The Internet and the Role of Distributors

When the World Wide Web hit the scene, many rockers became aware of the Internet. Some thought that the Internet would eliminate distributors, allow musicians to sell directly to the public, and thereby solve the problems that had previously existed with market compensation of creative work.

The theory that distributors are the root of all evil holds that:

If distributors were eliminated, the thinking goes, the musicians would earn more money, and the correlation between quality and popularity would be higher.

It turns out that the Internet is indeed threatening to upset the traditional distribution system for pop music. However, no matter what new system emerges, my guess is that the effect on the equilibrium compensation for musicians is likely to be small.

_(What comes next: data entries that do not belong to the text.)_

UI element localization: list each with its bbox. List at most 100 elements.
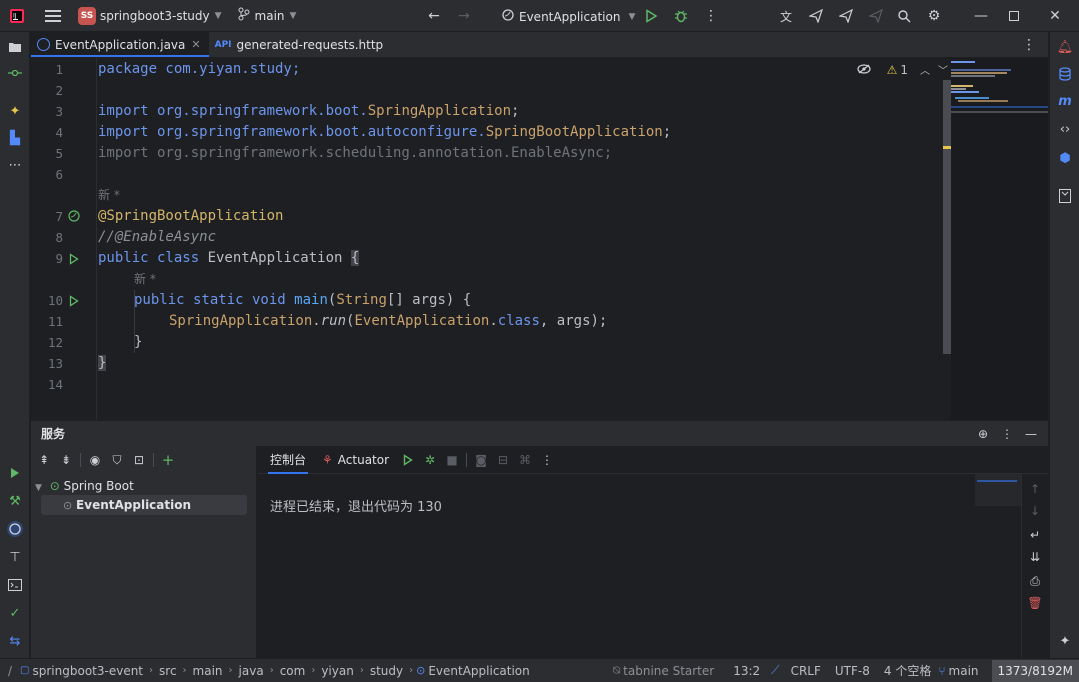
breadcrumb-item[interactable]: yiyan — [321, 664, 354, 678]
minimize-window-icon[interactable]: — — [970, 5, 992, 27]
tab-actuator[interactable]: ⚘ Actuator — [314, 446, 397, 474]
debug-icon[interactable]: ✲ — [419, 449, 441, 471]
spring-bean-gutter-icon[interactable] — [67, 206, 81, 227]
breadcrumb-item[interactable]: springboot3-event — [33, 664, 144, 678]
run-gutter-icon[interactable] — [67, 248, 81, 269]
translate-icon[interactable]: 文 — [775, 5, 797, 27]
git-pull-requests-icon[interactable]: ⇆ — [0, 630, 30, 652]
tabnine-chat-icon[interactable]: ✦ — [1050, 630, 1079, 652]
search-icon[interactable] — [893, 5, 915, 27]
more-options-icon[interactable]: ⋮ — [536, 449, 558, 471]
breadcrumb-item[interactable]: java — [239, 664, 264, 678]
git-branch[interactable]: main — [949, 664, 979, 678]
scroll-down-arrow-icon: ↓ — [1029, 504, 1041, 518]
chevron-down-icon[interactable]: ﹀ — [938, 62, 948, 77]
code-editor[interactable]: 1 2 3 4 5 6 7 8 9 10 11 12 13 14 package… — [31, 58, 1048, 420]
forward-arrow-icon[interactable]: → — [453, 5, 475, 27]
clear-trash-icon[interactable]: 🗑︎ — [1024, 592, 1046, 614]
tabnine-icon[interactable]: ✦ — [0, 100, 30, 122]
ai-assistant-icon[interactable]: ⟋ — [771, 663, 779, 678]
breadcrumb-item[interactable]: com — [280, 664, 306, 678]
expand-all-icon[interactable]: ⇞ — [33, 449, 55, 471]
console-output[interactable]: 进程已结束，退出代码为 130 — [270, 496, 442, 515]
code-area[interactable]: package com.yiyan.study; import org.spri… — [98, 58, 943, 420]
code-token: org.springframework.boot. — [148, 103, 368, 119]
breadcrumb-item[interactable]: study — [370, 664, 403, 678]
branch-selector[interactable]: main ▼ — [238, 7, 296, 24]
code-line-9: public class EventApplication { — [98, 248, 360, 269]
code-package: package com.yiyan.study; — [98, 61, 301, 77]
breadcrumb-item[interactable]: EventApplication — [428, 664, 529, 678]
inspection-widget[interactable]: ⚠ 1 ︿ ﹀ — [856, 62, 948, 77]
editor-scrollbar[interactable] — [943, 80, 951, 354]
warning-marker[interactable] — [943, 146, 951, 149]
minimize-panel-icon[interactable]: — — [1020, 423, 1042, 445]
main-menu-icon[interactable] — [42, 5, 64, 27]
collapse-all-icon[interactable]: ⇟ — [55, 449, 77, 471]
chevron-up-icon[interactable]: ︿ — [920, 62, 930, 77]
tree-item-event-application[interactable]: ⊙ EventApplication — [41, 495, 247, 515]
file-encoding[interactable]: UTF-8 — [835, 664, 870, 678]
code-minimap[interactable] — [951, 58, 1048, 420]
more-tools-icon[interactable]: ⋯ — [0, 154, 30, 176]
scroll-to-end-icon[interactable]: ⇊ — [1024, 546, 1046, 568]
structure-icon[interactable]: ▙ — [0, 127, 30, 149]
more-options-icon[interactable]: ⋮ — [996, 423, 1018, 445]
reader-mode-eye-icon[interactable] — [856, 63, 871, 77]
tab-console[interactable]: 控制台 — [262, 446, 314, 474]
send-icon[interactable] — [805, 5, 827, 27]
memory-indicator[interactable]: 1373/8192M — [991, 659, 1079, 682]
project-folder-icon[interactable] — [0, 36, 30, 58]
tab-options-icon[interactable]: ⋮ — [1018, 34, 1040, 56]
target-icon[interactable]: ⊕ — [972, 423, 994, 445]
usage-hint[interactable]: 新 * — [134, 269, 156, 290]
tree-item-spring-boot[interactable]: ▼ ⊙ Spring Boot — [35, 476, 134, 496]
endpoints-icon[interactable]: ⊤ — [0, 546, 30, 568]
add-service-icon[interactable]: + — [157, 449, 179, 471]
intellij-logo-icon[interactable]: IJ — [6, 5, 28, 27]
project-view-icon[interactable]: / — [8, 664, 12, 678]
project-selector[interactable]: SS springboot3-study ▼ — [78, 6, 222, 25]
services-icon[interactable] — [0, 518, 30, 540]
notifications-bell-icon[interactable]: 🔔︎ — [1050, 36, 1079, 58]
close-window-icon[interactable]: ✕ — [1044, 5, 1066, 27]
close-icon[interactable]: ✕ — [191, 38, 200, 51]
indent-setting[interactable]: 4 个空格 — [884, 662, 931, 679]
commit-icon[interactable] — [0, 62, 30, 84]
line-number: 14 — [47, 377, 63, 392]
rerun-icon[interactable] — [397, 449, 419, 471]
maximize-window-icon[interactable] — [1003, 5, 1025, 27]
more-actions-icon[interactable]: ⋮ — [700, 5, 722, 27]
maven-icon[interactable]: m — [1050, 90, 1079, 112]
tabnine-status[interactable]: tabnine Starter — [623, 664, 714, 678]
settings-gear-icon[interactable]: ⚙ — [923, 5, 945, 27]
print-icon[interactable]: ⎙ — [1024, 570, 1046, 592]
run-icon[interactable] — [640, 5, 662, 27]
build-hammer-icon[interactable]: ⚒ — [0, 490, 30, 512]
run-gutter-icon[interactable] — [67, 290, 81, 311]
chevron-down-icon[interactable]: ▼ — [35, 483, 42, 493]
code-with-me-icon[interactable]: ‹› — [1050, 118, 1079, 140]
breadcrumb-item[interactable]: main — [193, 664, 223, 678]
caret-position[interactable]: 13:2 — [733, 664, 760, 678]
run-config-selector[interactable]: EventApplication ▼ — [501, 8, 635, 25]
new-tab-icon[interactable]: ⊡ — [128, 449, 150, 471]
filter-icon[interactable]: ⛉ — [106, 449, 128, 471]
soft-wrap-icon[interactable]: ↵ — [1024, 524, 1046, 546]
send-alt-icon[interactable] — [835, 5, 857, 27]
tab-generated-requests[interactable]: API generated-requests.http — [209, 32, 392, 57]
breadcrumb-item[interactable]: src — [159, 664, 177, 678]
tab-event-application[interactable]: EventApplication.java ✕ — [31, 32, 209, 57]
back-arrow-icon[interactable]: ← — [423, 5, 445, 27]
problems-check-icon[interactable]: ✓ — [0, 602, 30, 624]
debug-icon[interactable] — [670, 5, 692, 27]
bookmarks-panel-icon[interactable] — [1050, 185, 1079, 207]
gradle-cube-icon[interactable]: ⬢ — [1050, 147, 1079, 169]
line-ending[interactable]: CRLF — [791, 664, 821, 678]
database-icon[interactable] — [1050, 63, 1079, 85]
run-tool-icon[interactable] — [0, 462, 30, 484]
code-token: import — [98, 103, 149, 119]
usage-hint[interactable]: 新 * — [98, 185, 120, 206]
view-options-eye-icon[interactable]: ◉ — [84, 449, 106, 471]
terminal-icon[interactable] — [0, 574, 30, 596]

Fundamentally, there is a lot of supply in the market for pop music. Because there are so many people willing to supply services at a relatively low wage rate, the average wage rate is never going to get very high, regardless of what happens to the distribution system.

The other problem--the poor correlation between talent and commercial success--probably reflects consumer network effects. Much of the reason that my daughters like the groups that they do is because their friends like those groups. As the popularity of a band builds, it starts to feed on itself as more consumers recommend the band to one another. Unless the Internet reduces network effects--and I can think of no reason that it should--the random component in success will continue to be large.

What is true in rock 'n' roll is true in many other creative fields. If you are waiting for the Internet to deliver an equilibrium in which creative artists are highly paid and there is a strong, systematic relationship between talent and success, do not hold your breath.